From b73056176d5b3236a729f25957b96a7c16143d41 Mon Sep 17 00:00:00 2001
From: manonBlanco <blanco@teklia.com>
Date: Mon, 12 Jun 2023 17:00:42 +0200
Subject: [PATCH] Remove add_eot and add_sot parameters from training
 configuration

---
 dan/manager/ocr.py        | 6 ++----
 dan/ocr/document/train.py | 5 +----
 tests/conftest.py         | 5 +----
 3 files changed, 4 insertions(+), 12 deletions(-)

diff --git a/dan/manager/ocr.py b/dan/manager/ocr.py
index 3d8ebdd4..30ca845f 100644
--- a/dan/manager/ocr.py
+++ b/dan/manager/ocr.py
@@ -174,11 +174,9 @@ class OCRDataset(GenericDataset):
 
         sample["label"] = full_label
         sample["token_label"] = token_to_ind(self.charset, full_label)

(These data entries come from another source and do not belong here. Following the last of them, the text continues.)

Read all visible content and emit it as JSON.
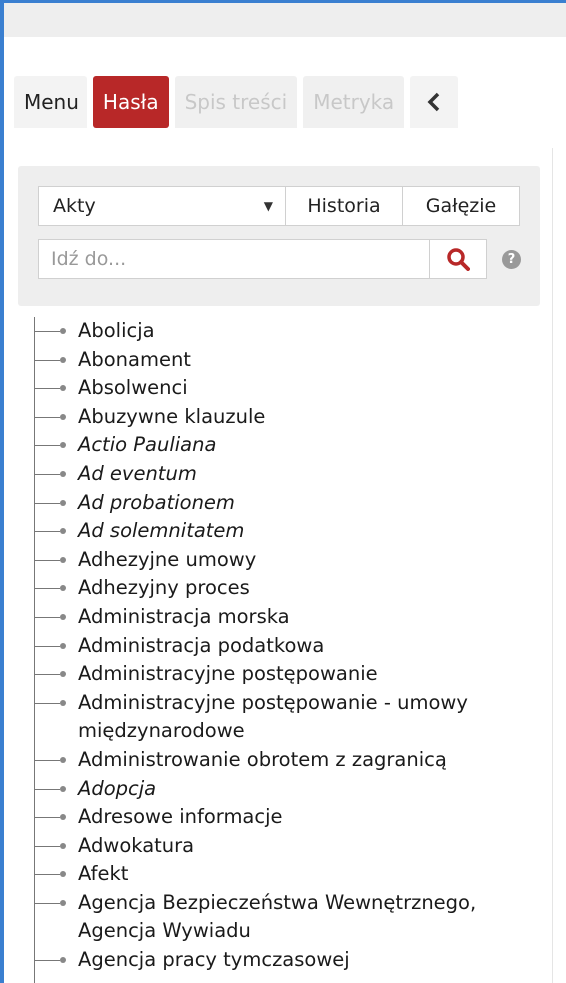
{
  "tabs": [
    {
      "label": "Menu",
      "state": "normal"
    },
    {
      "label": "Hasła",
      "state": "active"
    },
    {
      "label": "Spis treści",
      "state": "disabled"
    },
    {
      "label": "Metryka",
      "state": "disabled"
    }
  ],
  "back_icon": "chevron-left-icon",
  "filter": {
    "select_value": "Akty",
    "history_label": "Historia",
    "branches_label": "Gałęzie",
    "search_placeholder": "Idź do...",
    "search_icon": "magnifier-icon",
    "help_icon": "question-circle-icon"
  },
  "colors": {
    "accent": "#b82828",
    "frame": "#3a7fd0"
  },
  "entries": [
    {
      "label": "Abolicja",
      "italic": false
    },
    {
      "label": "Abonament",
      "italic": false
    },
    {
      "label": "Absolwenci",
      "italic": false
    },
    {
      "label": "Abuzywne klauzule",
      "italic": false
    },
    {
      "label": "Actio Pauliana",
      "italic": true
    },
    {
      "label": "Ad eventum",
      "italic": true
    },
    {
      "label": "Ad probationem",
      "italic": true
    },
    {
      "label": "Ad solemnitatem",
      "italic": true
    },
    {
      "label": "Adhezyjne umowy",
      "italic": false
    },
    {
      "label": "Adhezyjny proces",
      "italic": false
    },
    {
      "label": "Administracja morska",
      "italic": false
    },
    {
      "label": "Administracja podatkowa",
      "italic": false
    },
    {
      "label": "Administracyjne postępowanie",
      "italic": false
    },
    {
      "label": "Administracyjne postępowanie - umowy międzynarodowe",
      "italic": false
    },
    {
      "label": "Administrowanie obrotem z zagranicą",
      "italic": false
    },
    {
      "label": "Adopcja",
      "italic": true
    },
    {
      "label": "Adresowe informacje",
      "italic": false
    },
    {
      "label": "Adwokatura",
      "italic": false
    },
    {
      "label": "Afekt",
      "italic": false
    },
    {
      "label": "Agencja Bezpieczeństwa Wewnętrznego, Agencja Wywiadu",
      "italic": false
    },
    {
      "label": "Agencja pracy tymczasowej",
      "italic": false
    }
  ]
}
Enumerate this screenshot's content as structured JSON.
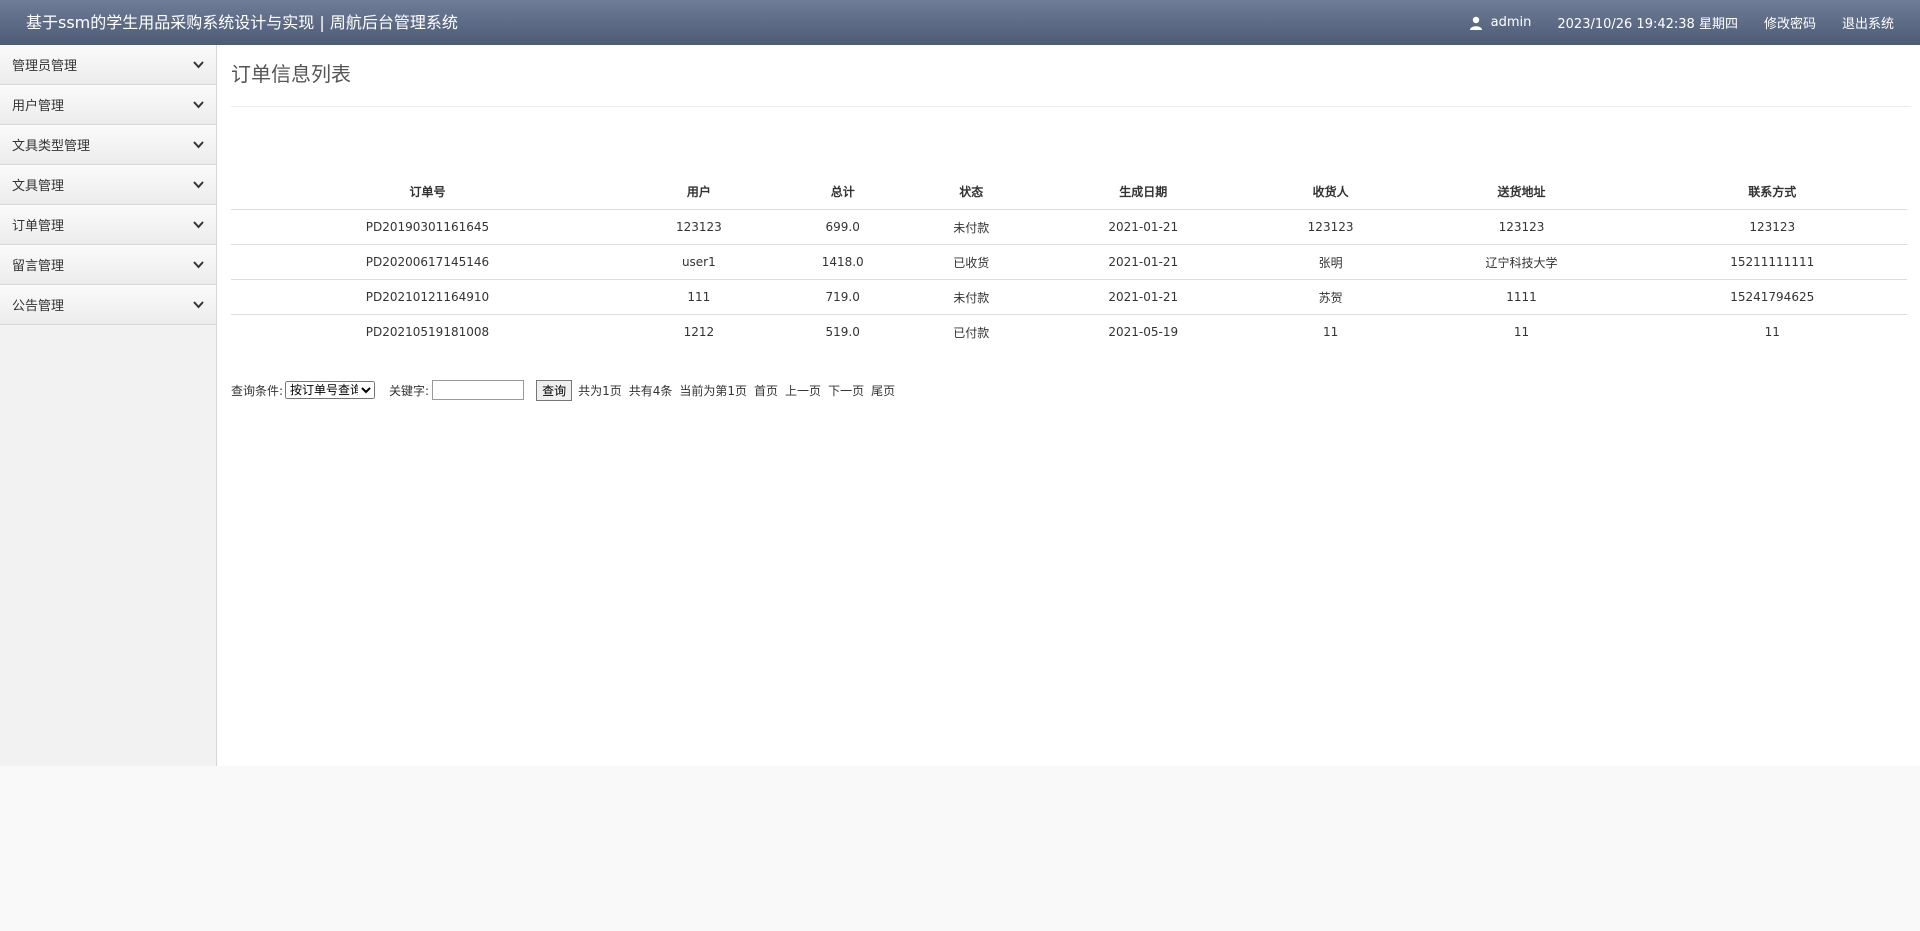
{
  "header": {
    "title": "基于ssm的学生用品采购系统设计与实现 | 周航后台管理系统",
    "username": "admin",
    "datetime": "2023/10/26 19:42:38 星期四",
    "change_password": "修改密码",
    "logout": "退出系统"
  },
  "sidebar": {
    "items": [
      {
        "label": "管理员管理"
      },
      {
        "label": "用户管理"
      },
      {
        "label": "文具类型管理"
      },
      {
        "label": "文具管理"
      },
      {
        "label": "订单管理"
      },
      {
        "label": "留言管理"
      },
      {
        "label": "公告管理"
      }
    ]
  },
  "main": {
    "title": "订单信息列表",
    "columns": [
      "订单号",
      "用户",
      "总计",
      "状态",
      "生成日期",
      "收货人",
      "送货地址",
      "联系方式"
    ],
    "rows": [
      [
        "PD20190301161645",
        "123123",
        "699.0",
        "未付款",
        "2021-01-21",
        "123123",
        "123123",
        "123123"
      ],
      [
        "PD20200617145146",
        "user1",
        "1418.0",
        "已收货",
        "2021-01-21",
        "张明",
        "辽宁科技大学",
        "15211111111"
      ],
      [
        "PD20210121164910",
        "111",
        "719.0",
        "未付款",
        "2021-01-21",
        "苏贺",
        "1111",
        "15241794625"
      ],
      [
        "PD20210519181008",
        "1212",
        "519.0",
        "已付款",
        "2021-05-19",
        "11",
        "11",
        "11"
      ]
    ]
  },
  "search": {
    "condition_label": "查询条件:",
    "condition_selected": "按订单号查询",
    "keyword_label": "关键字:",
    "keyword_value": "",
    "query_button": "查询",
    "total_pages": "共为1页",
    "total_records": "共有4条",
    "current_page": "当前为第1页",
    "first": "首页",
    "prev": "上一页",
    "next": "下一页",
    "last": "尾页"
  }
}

-        if "add_eot" in self.params["config"]["constraints"]:
-            sample["token_label"].append(self.tokens["end"])
+        sample["token_label"].append(self.tokens["end"])
         sample["label_len"] = len(sample["token_label"])
-        if "add_sot" in self.params["config"]["constraints"]:
-            sample["token_label"].insert(0, self.tokens["start"])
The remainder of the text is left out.